A rare and magnificent
State Parade Halberd
from the Bodyguard of
Ludwig Rudolf,
Duke of Brunswick-Wolfenbüttel,
dated 1717

 
 

The head formed of a wide, convex-edged axe blade extending rearward to a downward-curving fluke, the junction between blade and fluke with scallop-cut edges, and a flat, leaf-shaped spike, all upon a socket with long shaft langets. The head, except the langets, decorated overall in blueing and gilding, the decoration incorporating the Arms of Brunswick-Wolfenbüttel, a coroneted oval enclosing the cypher LR, and foliate tracery. The base of the head bound with gold lace strips from which depend green and yellow silk fringes. The wooden shaft fitted with an iron base spike.

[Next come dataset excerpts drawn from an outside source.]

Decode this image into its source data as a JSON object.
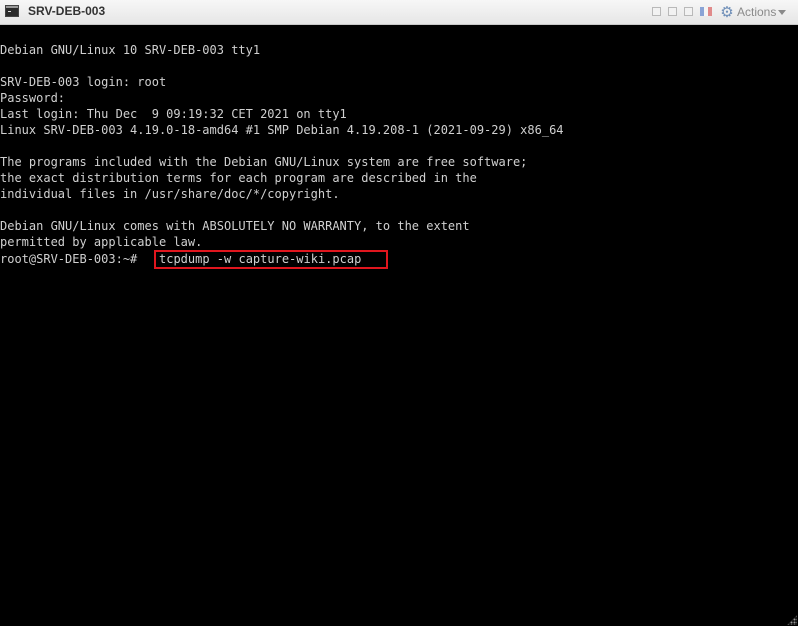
{
  "window": {
    "title": "SRV-DEB-003",
    "actions_label": "Actions"
  },
  "console": {
    "lines": [
      "",
      "Debian GNU/Linux 10 SRV-DEB-003 tty1",
      "",
      "SRV-DEB-003 login: root",
      "Password:",
      "Last login: Thu Dec  9 09:19:32 CET 2021 on tty1",
      "Linux SRV-DEB-003 4.19.0-18-amd64 #1 SMP Debian 4.19.208-1 (2021-09-29) x86_64",
      "",
      "The programs included with the Debian GNU/Linux system are free software;",
      "the exact distribution terms for each program are described in the",
      "individual files in /usr/share/doc/*/copyright.",
      "",
      "Debian GNU/Linux comes with ABSOLUTELY NO WARRANTY, to the extent",
      "permitted by applicable law."
    ],
    "prompt": "root@SRV-DEB-003:~#",
    "command": "tcpdump -w capture-wiki.pcap"
  },
  "colors": {
    "highlight": "#e0161e",
    "terminal_bg": "#000000",
    "terminal_fg": "#d0d0d0"
  }
}
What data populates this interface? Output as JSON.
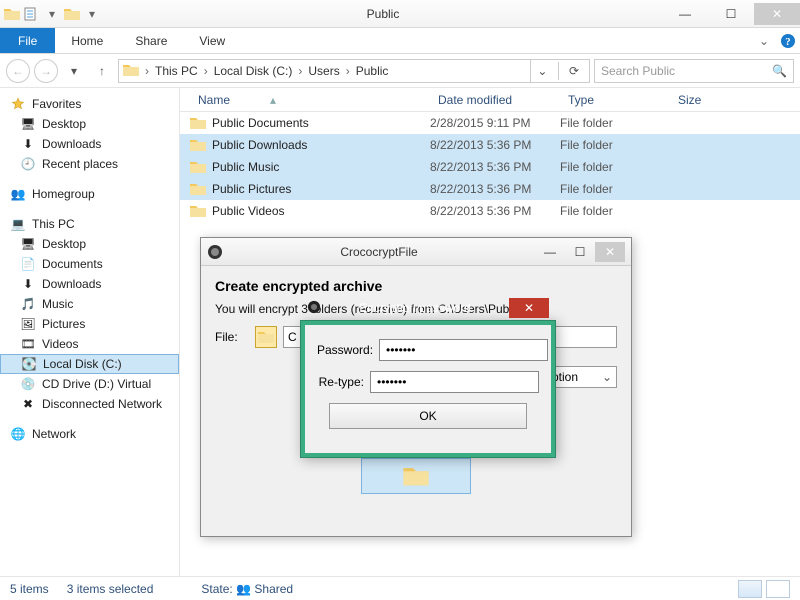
{
  "window": {
    "title": "Public",
    "tabs": {
      "file": "File",
      "home": "Home",
      "share": "Share",
      "view": "View"
    }
  },
  "breadcrumb": [
    "This PC",
    "Local Disk (C:)",
    "Users",
    "Public"
  ],
  "search": {
    "placeholder": "Search Public"
  },
  "sidebar": {
    "favorites": {
      "label": "Favorites",
      "items": [
        "Desktop",
        "Downloads",
        "Recent places"
      ]
    },
    "homegroup": "Homegroup",
    "thispc": {
      "label": "This PC",
      "items": [
        "Desktop",
        "Documents",
        "Downloads",
        "Music",
        "Pictures",
        "Videos",
        "Local Disk (C:)",
        "CD Drive (D:) Virtual",
        "Disconnected Network"
      ]
    },
    "network": "Network"
  },
  "columns": {
    "name": "Name",
    "date": "Date modified",
    "type": "Type",
    "size": "Size"
  },
  "files": [
    {
      "name": "Public Documents",
      "date": "2/28/2015 9:11 PM",
      "type": "File folder",
      "selected": false
    },
    {
      "name": "Public Downloads",
      "date": "8/22/2013 5:36 PM",
      "type": "File folder",
      "selected": true
    },
    {
      "name": "Public Music",
      "date": "8/22/2013 5:36 PM",
      "type": "File folder",
      "selected": true
    },
    {
      "name": "Public Pictures",
      "date": "8/22/2013 5:36 PM",
      "type": "File folder",
      "selected": true
    },
    {
      "name": "Public Videos",
      "date": "8/22/2013 5:36 PM",
      "type": "File folder",
      "selected": false
    }
  ],
  "statusbar": {
    "count": "5 items",
    "selected": "3 items selected",
    "state_label": "State:",
    "state_value": "Shared"
  },
  "croco": {
    "title": "CrococryptFile",
    "heading": "Create encrypted archive",
    "desc": "You will encrypt 3 folders (recursive) from C:\\Users\\Public to:",
    "file_label": "File:",
    "file_value": "C",
    "crypto_label": "cryption",
    "pw": {
      "title": "Encryption password",
      "password_label": "Password:",
      "retype_label": "Re-type:",
      "password_value": "•••••••",
      "retype_value": "•••••••",
      "ok": "OK"
    }
  }
}
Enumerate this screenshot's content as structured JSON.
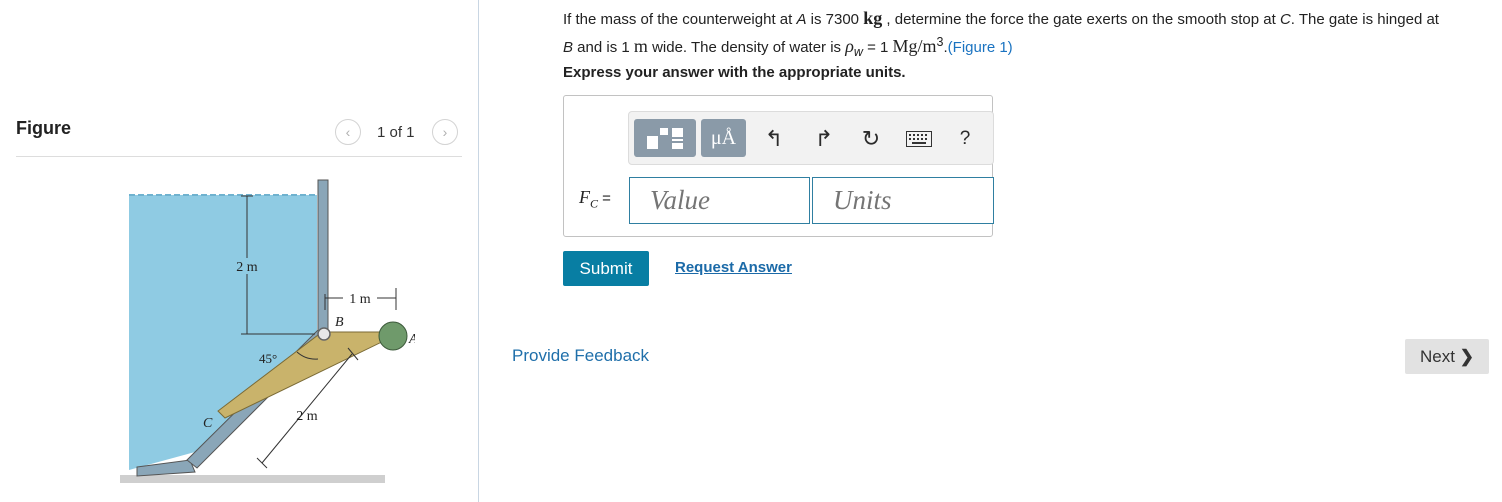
{
  "question": {
    "p1": "If the mass of the counterweight at ",
    "A": "A",
    "p2": " is 7300 ",
    "kg": "kg",
    "p3": " , determine the force the gate exerts on the smooth stop at ",
    "C": "C",
    "p4": ". The gate is hinged at ",
    "B": "B",
    "p5": " and is 1 ",
    "m": "m",
    "p6": " wide. The density of water is ",
    "rho": "ρ",
    "w": "w",
    "p7": " = 1 ",
    "unit": "Mg/m",
    "exp": "3",
    "p8": ".",
    "figure_link": "(Figure 1)"
  },
  "instruction": "Express your answer with the appropriate units.",
  "toolbar": {
    "units_glyph": "μÅ",
    "undo_icon": "↰",
    "redo_icon": "↱",
    "reset_icon": "↻",
    "help": "?"
  },
  "answer": {
    "label_main": "F",
    "label_sub": "C",
    "label_eq": " =",
    "value_placeholder": "Value",
    "units_placeholder": "Units"
  },
  "buttons": {
    "submit": "Submit",
    "request": "Request Answer",
    "feedback": "Provide Feedback",
    "next": "Next"
  },
  "figure": {
    "title": "Figure",
    "pager": "1 of 1",
    "prev_icon": "‹",
    "next_icon": "›",
    "labels": {
      "depth": "2 m",
      "arm": "1 m",
      "hinge": "B",
      "weight": "A",
      "angle": "45°",
      "stop": "C",
      "gate_length": "2 m"
    }
  },
  "colors": {
    "water": "#8fcbe3",
    "gate": "#8aa6b8",
    "brace": "#c9b36b",
    "weight": "#6f9a6b",
    "submit": "#087ea3",
    "link": "#1a73c1"
  }
}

Overall length 109”, width of head 13”.

In 1717, Ludwig Rudolf of Brunswick-Wolfenbüttel was aged 46 and was the heir apparent to the duchy of which his father, Duke Anton Ulrich (1633-1714) had been duke and to which his elder brother, August Wilhelm, had succeeded three years before. He had his own court and his own bodyguard: halberds such as this flamboyant example would have been carried by staff officers of that bodyguard. By the early eighteenth century the use of staff weapons or polearms on the battlefield was, while in slow decline, still current. The spontoon, or half pike, was still carried by junior officers of Foot but the halberd was the international symbol of the sergeant, that most reliable and ubiquitous of non-commissioned officers. The halberd was also an universal symbol of punishment: to be sent “to the halberds”, meaning to be sent for a flogging - the least unpleasant of many very unpleasant forms of military punishment exercised in European armies at the time. For a flogging, three halberds would be bound in an upright triangle, with a fourth tied horizontally across at chest height; the soldier sentenced to be flogged would have his wrists tied to the horizontal halberd, the triangle of halberds being often the last thing that a soldier in the midst of a flogging would see before insensibility released him from his agony.

Halberds retained a battlefield use until the middle years of the century, being used by sergeants to straighten the ranks from which rolling volleys of musketry would issue on command. In a mêlée with cavalry, the halberd in the hands of an experienced non-commissioned officer could create havoc, hamstringing horses, unseating riders and dispatching floored enemies with bloody ease. The parade halberd was ubiquitous in the Courts of Europe at the time when this example was made, some sovereigns and rulers having bodyguards equipped only with halberds. Most parade halberds followed the style of this fine example, the cypher, or initials of the ruler - or of the owner of the body to be guarded - appearing on the blade, together with his personal heraldry. Most parade halberds were fitted, as this example is, with richly decorative silk and gold tassels but few of these survive in the superb condition shown here. While halberds continue to be carried by the bodyguards of sovereigns on State occasions today, they are now a symbol of sovereignty that is truly antique. When our example was made, there were soldiers fighting with, and dying by, halberds that looked little different from this parade version of its ancestor, the medieval fighting axe.